Performance Variability
Professional money managers create specific ESG funds, such as the Pax Large Cap Fund Institutional (PXLIX) or the Thornburg Better World International I (TBWIX). While these funds perform well on a 3-year total return percentile ranking, this is not true for every ESG fund. Performance varies by portfolio mix, active vs passive management, and cost. Investors’ experiences with ESG funds (from a performance standpoint) can vary widely depending on the fund they invest in. This variability in experience has the potential to hurt the ESG brand in the long term.
Misaligned Expectations
Investors' philosophies do not always match the financial services firm or asset manager. For example, many investors see ESG as a social impact tool and are willing to see below market average performance over the short-term in service to impact and mission. Contrarily, other investors view ESG funds as a risk mitigation tool and have a higher tolerance for the types of holding companies in a portfolio. For instance, some asset managers have eschewed defense manufacturers and fossil fuel energy companies from ESG funds in recent months due to Russia’s war in Ukraine and the increasing effects on climate change despite some of their noteworthy social or governance initiatives. When these stocks perform well, investors with outsized capital in these ESG funds miss out on the returns.
How to improve the ESG investing experience?
Creating a Holistic Investing Perspective
Investors typically do not look at ESGs singularly. They view these funds as an important piece of their overall mix of investments. That’s why we should think about improving the ESG investing experience by looking at the holistic investing experience first.
My preferred way to view holistic experiences is by taking the customer or user's point of view first. Then, you build context around it. I would start with these four steps.
- Understand the customer needs, goals, and “Jobs to be Done.” Build your strategy around solving these areas first.
- Develop a value proposition that’s supported by customer verbatims and sentiment. Test and revise to hone customer segmentation and the best ways to appeal to them.

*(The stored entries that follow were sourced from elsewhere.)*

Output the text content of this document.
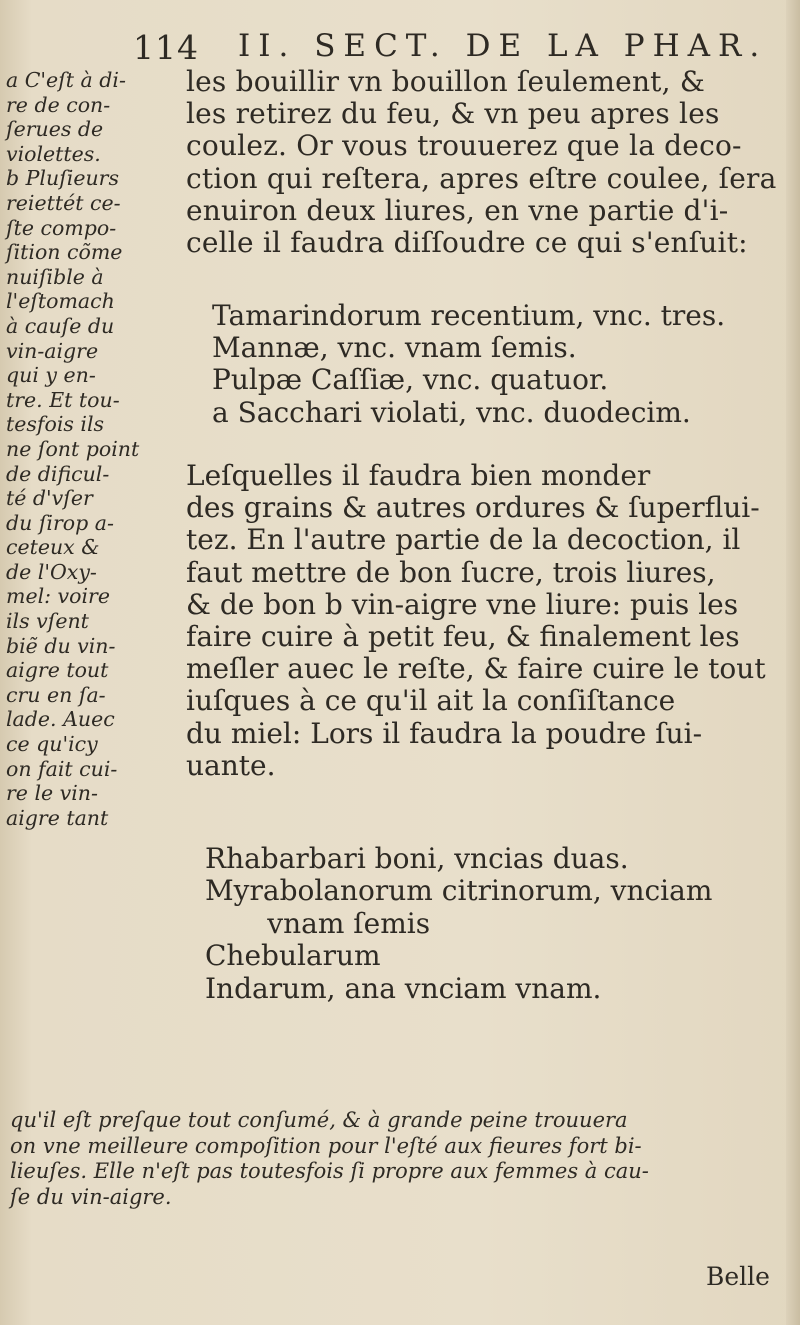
114 II. SECT. DE LA PHAR.
a C'eſt à di-
re de con-
ſerues de
violettes.
b Pluſieurs
reiettét ce-
ſte compo-
ſition cõme
nuiſible à
l'eſtomach
à cauſe du
vin-aigre
qui y en-
tre. Et tou-
tesfois ils
ne ſont point
de dificul-
té d'vſer
du ſirop a-
ceteux &
de l'Oxy-
mel: voire
ils vſent
biẽ du vin-
aigre tout
cru en ſa-
lade. Auec
ce qu'icy
on fait cui-
re le vin-
aigre tant
les bouillir vn bouillon ſeulement, &
les retirez du feu, & vn peu apres les
coulez. Or vous trouuerez que la deco-
ction qui reſtera, apres eſtre coulee, ſera
enuiron deux liures, en vne partie d'i-
celle il faudra diſſoudre ce qui s'enſuit:
Tamarindorum recentium, vnc. tres.
Mannæ, vnc. vnam ſemis.
Pulpæ Caſſiæ, vnc. quatuor.
a Sacchari violati, vnc. duodecim.
Leſquelles il faudra bien monder
des grains & autres ordures & ſuperflui-
tez. En l'autre partie de la decoction, il
faut mettre de bon ſucre, trois liures,
& de bon b vin-aigre vne liure: puis les
faire cuire à petit feu, & finalement les
meſler auec le reſte, & faire cuire le tout
iuſques à ce qu'il ait la conſiſtance
du miel: Lors il faudra la poudre ſui-
uante.
Rhabarbari boni, vncias duas.
Myrabolanorum citrinorum, vnciam
vnam ſemis
Chebularum
Indarum, ana vnciam vnam.
qu'il eſt preſque tout conſumé, & à grande peine trouuera
on vne meilleure compoſition pour l'eſté aux fieures fort bi-
lieuſes. Elle n'eſt pas toutesfois ſi propre aux femmes à cau-
ſe du vin-aigre.
Belle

- Create a sustainable measurement and customer engagement plan to evolve offerings based on actual usage.
- Optimize beyond marketing by extending customer insights to teams leading onboarding and service or support experiences.
Designing Good Services
Asset management companies have an opportunity to help investors make sense of the compounding and conflicting ESG data made available by the range of data service providers. Northern Trust Asset Management has done this with its ESG Vector Score. Through investment and M&A activity, many financial services firms have created their own ESG scoring models. They blend the myriad of quantitative data with qualitative reports and self-reported meeting notes.
As the amount and availability of data grows, these models and methodologies will evolve. Advisors can differentiate by being transparent and having good customer-facing explanations for how they assess companies. Investors must sharpen their analytical and data literacy and build trusting relationships with their advisors. Additionally, advisors should take advantage of the educational gap in the investor community. They can provide simple and clear content that speaks to a range of ESG considerations, including how ratings are generated and how portfolios are constructed.
Good services start with understanding of the holistic customer experience, set clear expectations, and respond to change quickly. But most of all, they enable customers to achieve their desired outcome. Compelling and useful ESG services for investors start with this mindset.